Já Gilberto Braga, falando
sobre as críticas ao anódino casal gay da novela "Paraíso Tropical"
(2007), observou: "Quem reclamou foi a classe, não o espectador. Imagina
se o espectador ia querer ver o casal em cenas de intimidade".
Em 2011, como a Folha noticiou
na ocasião, a Globo esclareceu que a decisão sobre o assunto é dela.
"Nossas telenovelas não são obras de terceiros. Pertencem à TV Globo, que
contrata autores para escrever as suas histórias, com o desafio de levar ao ar
a todos os brasileiros. Logo, não se pode falar em censura porque o texto é
nosso." Respondendo a uma reclamação
de uma associação de militantes homossexuais sobre a diminuição do destaque
dado a uma trama entre dois personagens masculinos na novela "Insensato
Coração", a emissora disse: "Nossas tramas registram a afetividade e
o preconceito, mas não cabe exaltação".
E, por fim, evocou o público:
"A livre sensibilidade artística é a única medida possível para delinear a
ousadia criativa, o que vale para toda e qualquer situação ou tema. Esse
desafio torna-se ainda mais difícil quando se trata de respeitar uma audiência
não-segmentada, múltipla em suas expectativas e preferências."

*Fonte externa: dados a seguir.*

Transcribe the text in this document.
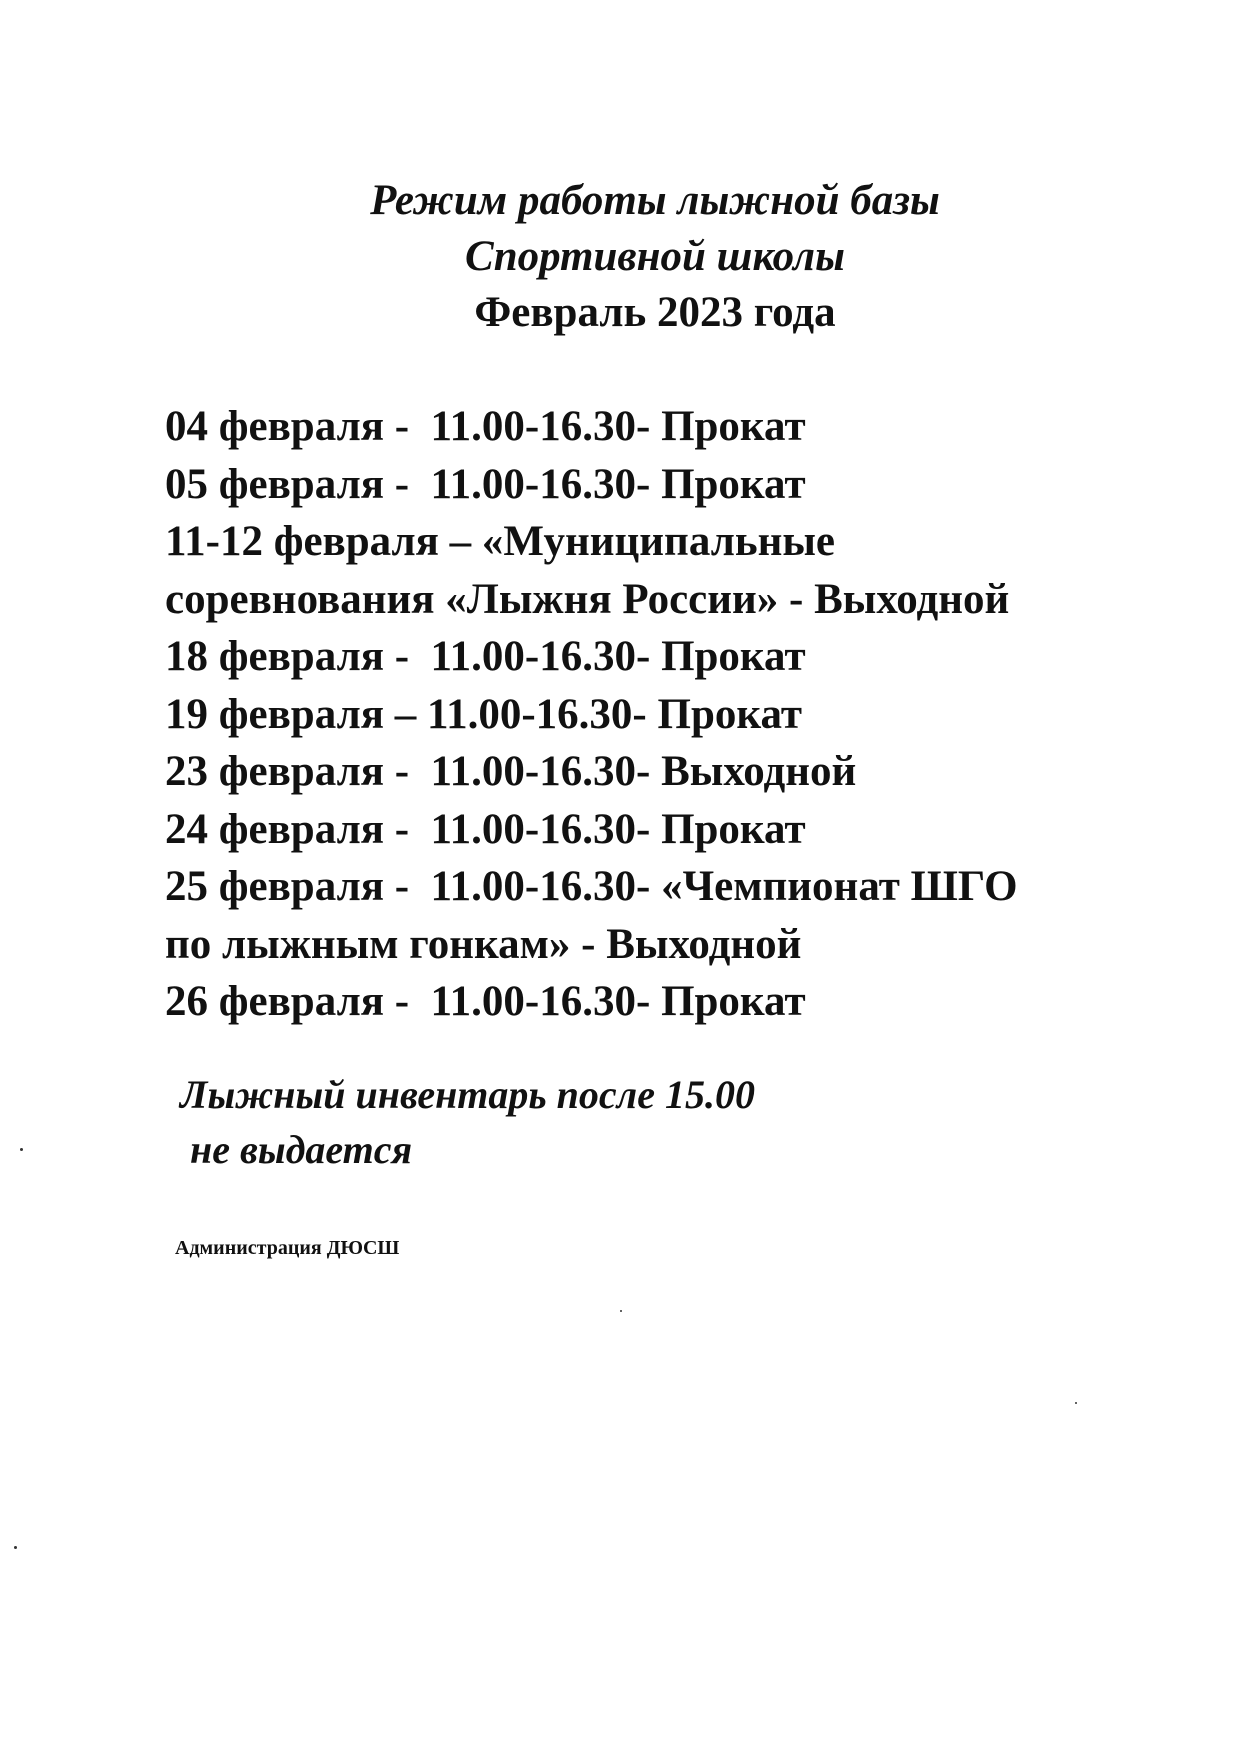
Режим работы лыжной базы
Спортивной школы
Февраль 2023 года
04 февраля -  11.00-16.30- Прокат
05 февраля -  11.00-16.30- Прокат
11-12 февраля – «Муниципальные
соревнования «Лыжня России» - Выходной
18 февраля -  11.00-16.30- Прокат
19 февраля – 11.00-16.30- Прокат
23 февраля -  11.00-16.30- Выходной
24 февраля -  11.00-16.30- Прокат
25 февраля -  11.00-16.30- «Чемпионат ШГО
по лыжным гонкам» - Выходной
26 февраля -  11.00-16.30- Прокат
Лыжный инвентарь после 15.00
не выдается
Администрация ДЮСШ
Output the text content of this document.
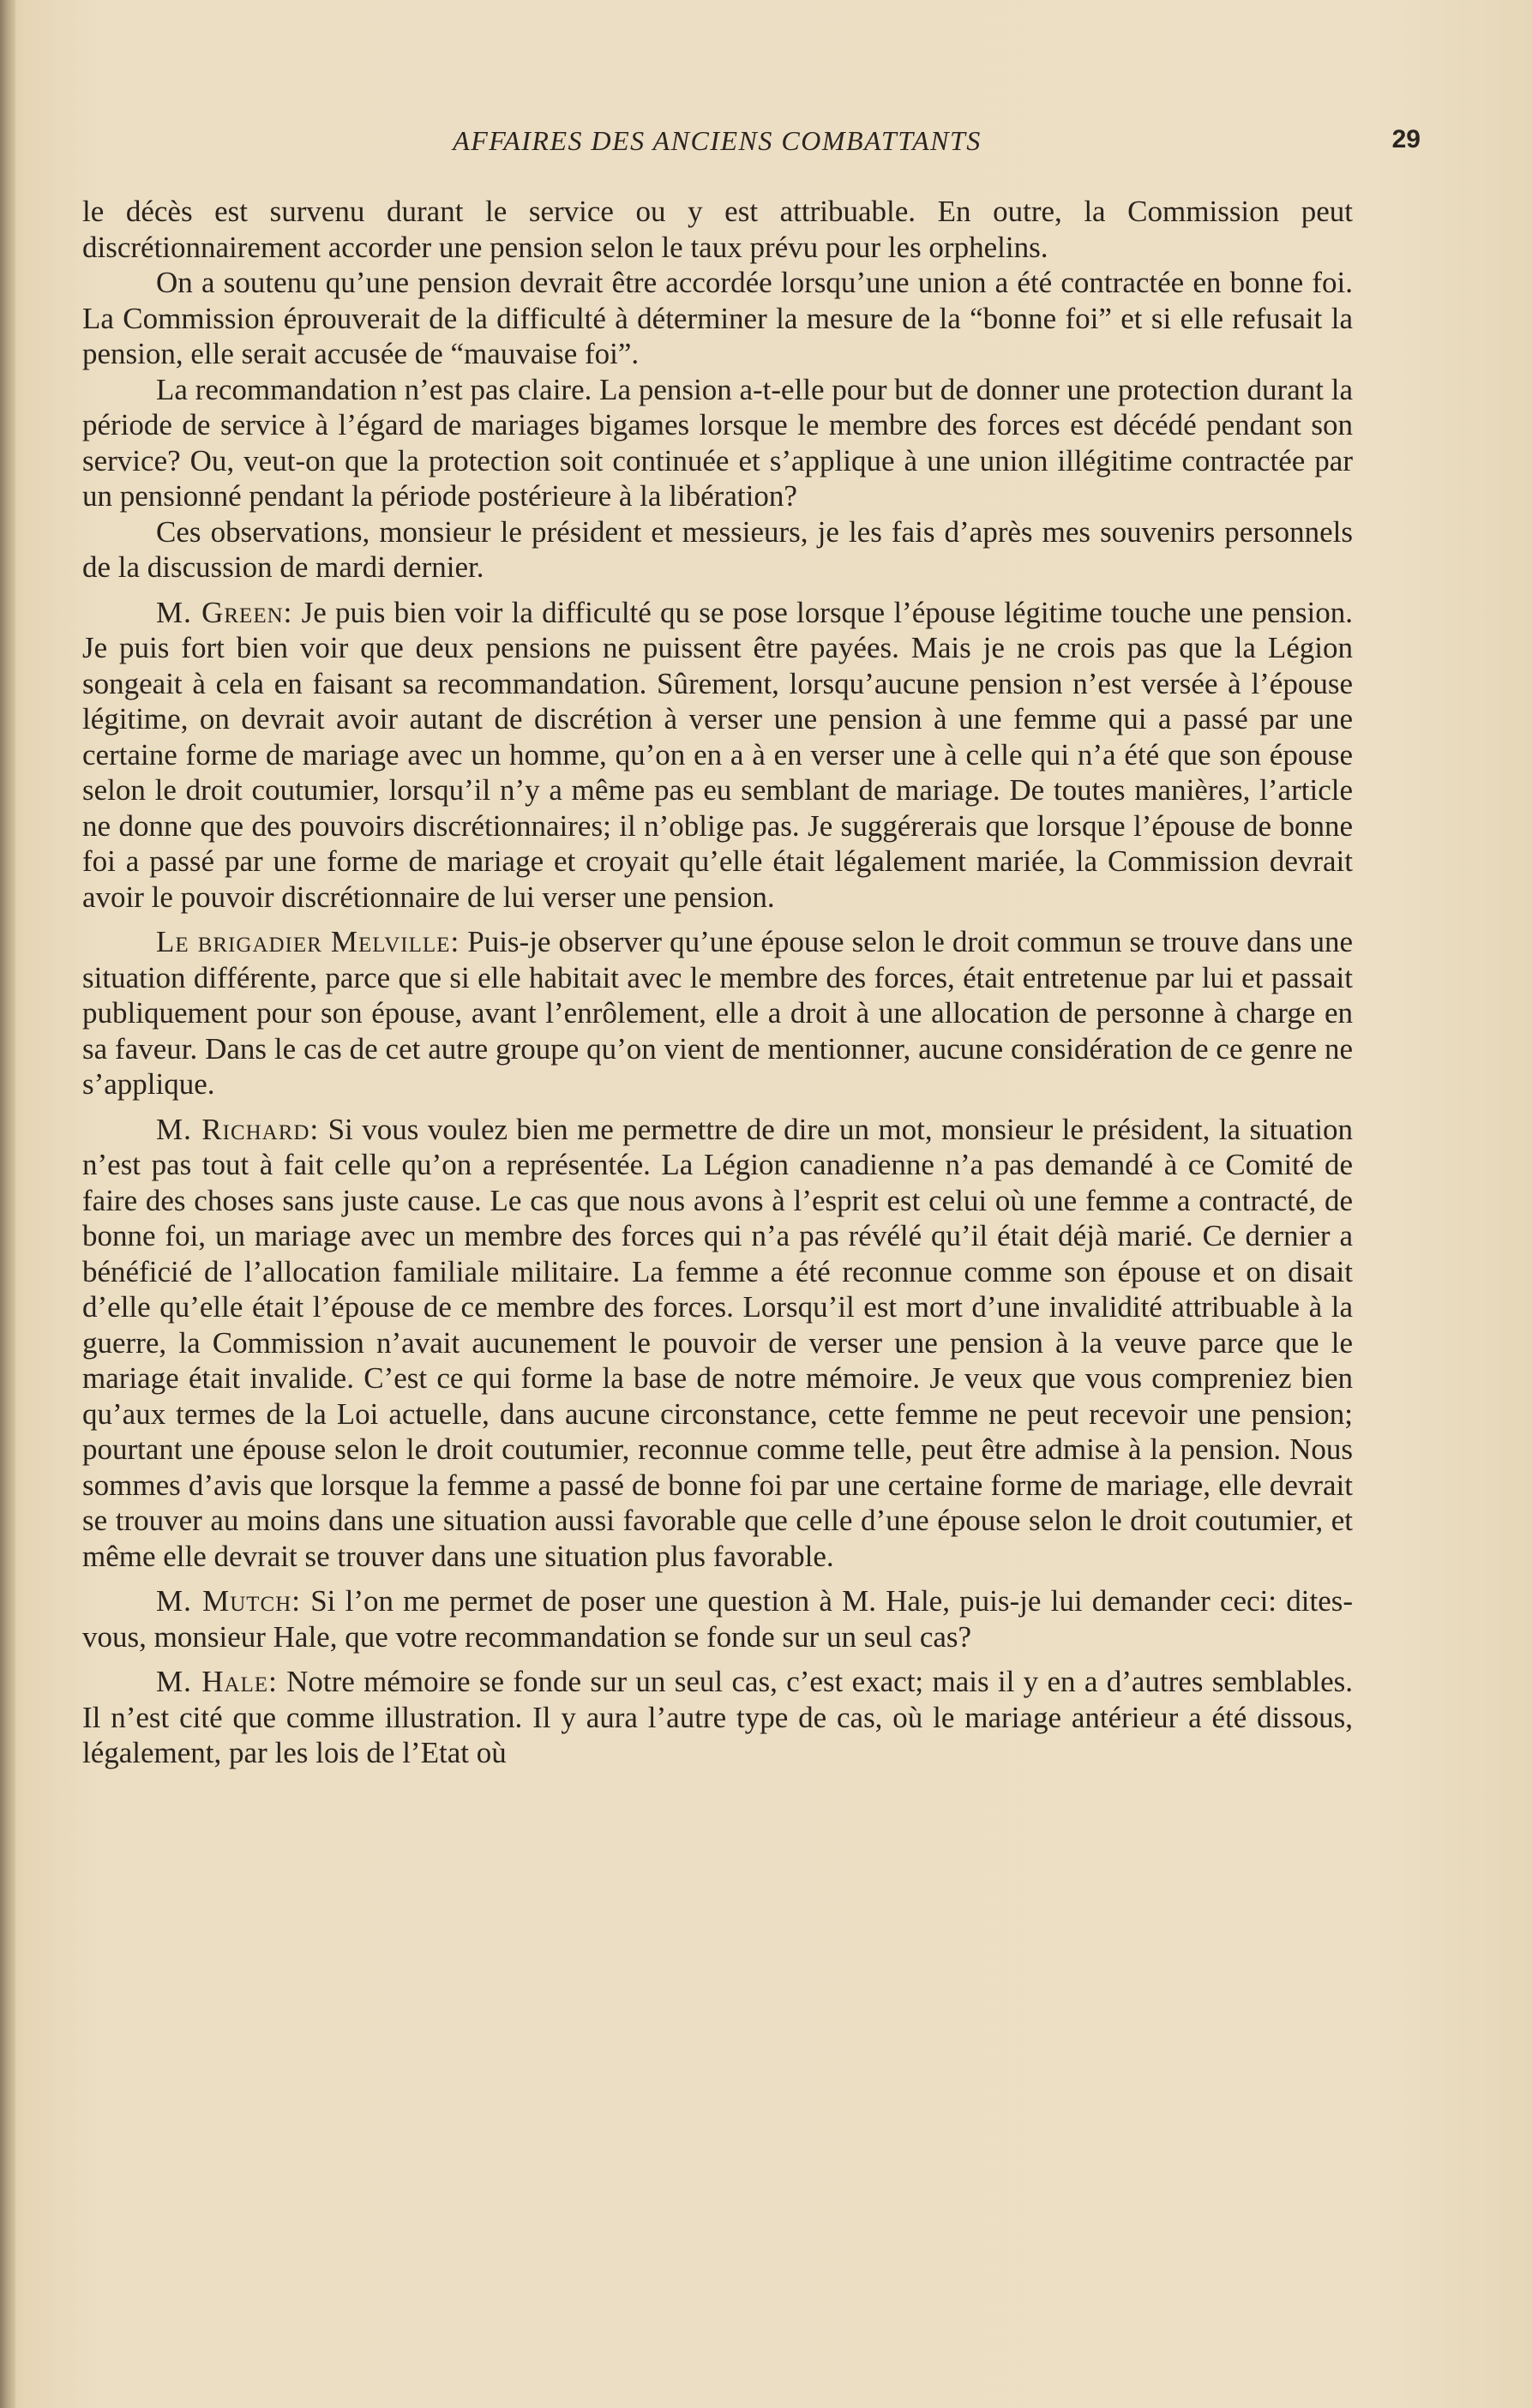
AFFAIRES DES ANCIENS COMBATTANTS	29

le décès est survenu durant le service ou y est attribuable. En outre, la Commission peut discrétionnairement accorder une pension selon le taux prévu pour les orphelins.

On a soutenu qu’une pension devrait être accordée lorsqu’une union a été contractée en bonne foi. La Commission éprouverait de la difficulté à déterminer la mesure de la “bonne foi” et si elle refusait la pension, elle serait accusée de “mauvaise foi”.

La recommandation n’est pas claire. La pension a-t-elle pour but de donner une protection durant la période de service à l’égard de mariages bigames lorsque le membre des forces est décédé pendant son service? Ou, veut-on que la protection soit continuée et s’applique à une union illégitime contractée par un pensionné pendant la période postérieure à la libération?

Ces observations, monsieur le président et messieurs, je les fais d’après mes souvenirs personnels de la discussion de mardi dernier.

M. Green: Je puis bien voir la difficulté qu se pose lorsque l’épouse légitime touche une pension. Je puis fort bien voir que deux pensions ne puissent être payées. Mais je ne crois pas que la Légion songeait à cela en faisant sa recommandation. Sûrement, lorsqu’aucune pension n’est versée à l’épouse légitime, on devrait avoir autant de discrétion à verser une pension à une femme qui a passé par une certaine forme de mariage avec un homme, qu’on en a à en verser une à celle qui n’a été que son épouse selon le droit coutumier, lorsqu’il n’y a même pas eu semblant de mariage. De toutes manières, l’article ne donne que des pouvoirs discrétionnaires; il n’oblige pas. Je suggérerais que lorsque l’épouse de bonne foi a passé par une forme de mariage et croyait qu’elle était légalement mariée, la Commission devrait avoir le pouvoir discrétionnaire de lui verser une pension.

Le brigadier Melville: Puis-je observer qu’une épouse selon le droit commun se trouve dans une situation différente, parce que si elle habitait avec le membre des forces, était entretenue par lui et passait publiquement pour son épouse, avant l’enrôlement, elle a droit à une allocation de personne à charge en sa faveur. Dans le cas de cet autre groupe qu’on vient de mentionner, aucune considération de ce genre ne s’applique.

M. Richard: Si vous voulez bien me permettre de dire un mot, monsieur le président, la situation n’est pas tout à fait celle qu’on a représentée. La Légion canadienne n’a pas demandé à ce Comité de faire des choses sans juste cause. Le cas que nous avons à l’esprit est celui où une femme a contracté, de bonne foi, un mariage avec un membre des forces qui n’a pas révélé qu’il était déjà marié. Ce dernier a bénéficié de l’allocation familiale militaire. La femme a été reconnue comme son épouse et on disait d’elle qu’elle était l’épouse de ce membre des forces. Lorsqu’il est mort d’une invalidité attribuable à la guerre, la Commission n’avait aucunement le pouvoir de verser une pension à la veuve parce que le mariage était invalide. C’est ce qui forme la base de notre mémoire. Je veux que vous compreniez bien qu’aux termes de la Loi actuelle, dans aucune circonstance, cette femme ne peut recevoir une pension; pourtant une épouse selon le droit coutumier, reconnue comme telle, peut être admise à la pension. Nous sommes d’avis que lorsque la femme a passé de bonne foi par une certaine forme de mariage, elle devrait se trouver au moins dans une situation aussi favorable que celle d’une épouse selon le droit coutumier, et même elle devrait se trouver dans une situation plus favorable.

M. Mutch: Si l’on me permet de poser une question à M. Hale, puis-je lui demander ceci: dites-vous, monsieur Hale, que votre recommandation se fonde sur un seul cas?

M. Hale: Notre mémoire se fonde sur un seul cas, c’est exact; mais il y en a d’autres semblables. Il n’est cité que comme illustration. Il y aura l’autre type de cas, où le mariage antérieur a été dissous, légalement, par les lois de l’Etat où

Assunto igualmente incômodo na
Record, o beijo gay apareceu recentemente em uma situação mais difícil de ser
controlada do que em novela: num reality show. Como lidar com a troca de afetos
de um casal do mesmo sexo dentro de um programa cujo maior atrativo é exibir a
"realidade"?
O público que assiste
"Fazenda de Verão" pelo site da emissora, onde o reality é exibido 24
horas por dia, logo percebeu que a relação entre as candidatas Angelis e
Manoella envolvia beijos, abraços, carinho e algo mais sob o edredom. O mesmo privilégio não teve
quem acompanha o programa apenas pela TV, exibido por uma hora, no final da
noite. Nessa versão editada, a Record tem mostrado quase nada, deixando o
espectador mais distraído com a impressão de que as duas são apenas boas
amigas. A emissora nega estar
censurando o casal, mas, pelo pouco que mostrou até agora, também deve achar
que o público está ainda com tacape na mão. A baixa audiência do programa
mostra, no caso, que o espectador segue é com o controle remoto na mão.